Je conviens de l’utilité de normes de construction, mais je constate surtout que le législateur bute sur la réalité du bâti en France. Celui-ci existe déjà. Nul ne souhaiterait le reconstruire. La question déborde d’ailleurs celle du patrimoine. Le Moniteur précise qu’en cas de travaux chez un particulier, ceux-ci ne « doivent pas aggraver la vulnérabilité au séisme. » Seuls les propriétaires cherchant à augmenter la surface habitable de leur domicile doivent respecter des contraintes bien précises. Pour les autres, c’est-à-dire pour l’ensemble des populations concernées par le nouveau zonage (voir liste), rien ne change vraiment. En région Rhône-Alpes, plusieurs arcs sismiques fonctionnent simultanément (voir cette vidéo). Il me semble en réalité plus pertinent de questionner la capacité de réaction des services spécialisés en cas de catastrophe. Dans le cas de l’agglomération grenobloise, par exemple, 400.000 personnes vivent avec cette menace [source].

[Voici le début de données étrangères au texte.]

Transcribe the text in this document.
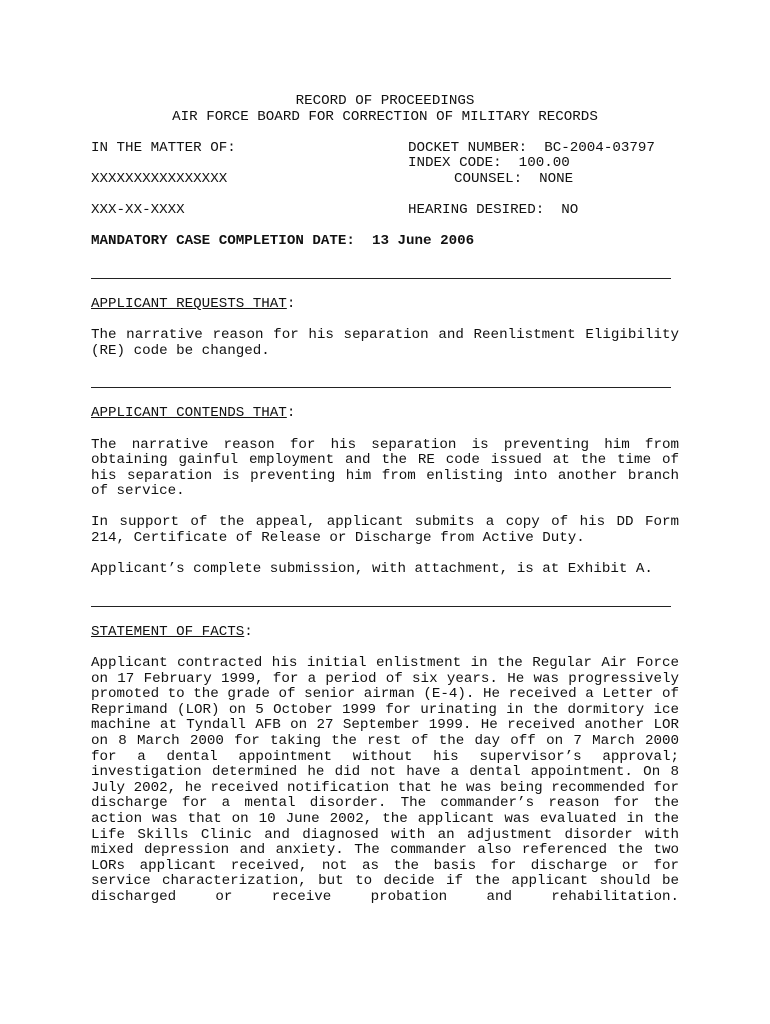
RECORD OF PROCEEDINGS
AIR FORCE BOARD FOR CORRECTION OF MILITARY RECORDS
IN THE MATTER OF:	DOCKET NUMBER:  BC-2004-03797
INDEX CODE:  100.00
XXXXXXXXXXXXXXXX	COUNSEL:  NONE
XXX-XX-XXXX	HEARING DESIRED:  NO
MANDATORY CASE COMPLETION DATE: 13 June 2006
APPLICANT REQUESTS THAT:
The narrative reason for his separation and Reenlistment Eligibility (RE) code be changed.
APPLICANT CONTENDS THAT:
The narrative reason for his separation is preventing him from obtaining gainful employment and the RE code issued at the time of his separation is preventing him from enlisting into another branch of service.
In support of the appeal, applicant submits a copy of his DD Form 214, Certificate of Release or Discharge from Active Duty.
Applicant’s complete submission, with attachment, is at Exhibit A.
STATEMENT OF FACTS:
Applicant contracted his initial enlistment in the Regular Air Force on 17 February 1999, for a period of six years. He was progressively promoted to the grade of senior airman (E-4). He received a Letter of Reprimand (LOR) on 5 October 1999 for urinating in the dormitory ice machine at Tyndall AFB on 27 September 1999. He received another LOR on 8 March 2000 for taking the rest of the day off on 7 March 2000 for a dental appointment without his supervisor’s approval; investigation determined he did not have a dental appointment. On 8 July 2002, he received notification that he was being recommended for discharge for a mental disorder. The commander’s reason for the action was that on 10 June 2002, the applicant was evaluated in the Life Skills Clinic and diagnosed with an adjustment disorder with mixed depression and anxiety. The commander also referenced the two LORs applicant received, not as the basis for discharge or for service characterization, but to decide if the applicant should be discharged or receive probation and rehabilitation.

En temps normal, le département de l’Isère regroupe sept-cents pompiers professionnels (pour un peu plus de quatre mille volontaires). Ceux-ci interviennent exceptionnellement en cas d’incendie, mais le plus souvent sur d’autres missions (assistance, accident de la route, etc.). Cet effectif semble à peine suffire pour les besoins [source]. La Sécurité Civile du département festoie à l’arrivée de trois nouveaux moniteurs [source]. Le nombre de policiers diminue, y compris après des échauffourées dans des quartiers dits sensibles [source]. Celui des gendarmes ne bouge pas (?), mais une assistante sociale arrive heureusement à la rescousse [source]. Du côté des militaires, le 3ème Régiment d’Artillerie a été dissout en 1993, le 140ème Régiment d’Infanterie en 1998, et le 4ème Régiment du Génie en 1999. Il reste bien le 93ème Régiment d’Artillerie de Montagne à Vars, mais ses batteries servent en opération extérieure. En cas de dévastation de l’agglomération grenobloise, les hôpitaux accueilleraient (-ont) sans doute les blessés. Il y a visiblement une situation de sous-effectif [source] qui ne laisse rien présager de bon en cas d’afflux. Laissons de côté la pire des configurations, une catastrophe un jour d’embouteillage pour cause de transhumance vers les stations de ski, pendant les vacances de février [vidéo]. Un jour d’Isère, au milieu de l’hiver.Mais tout s‘arrangera, qui en doute ? Des moyens dépêchés d’autres régions du territoire viendraient (-ont) en cas de besoin suppléer les éventuelles insuffisances des personnels en charge de la sécurité des citoyens grenoblois. Vivent les cartes et à bas le déterminisme ! Le risque est maintenant réévalué.
PS./ Dernier article sur le risque sismique : Certaines catastrophes prennent corps en silence… (Du séisme de L’Aquila, et des risques naturels en France)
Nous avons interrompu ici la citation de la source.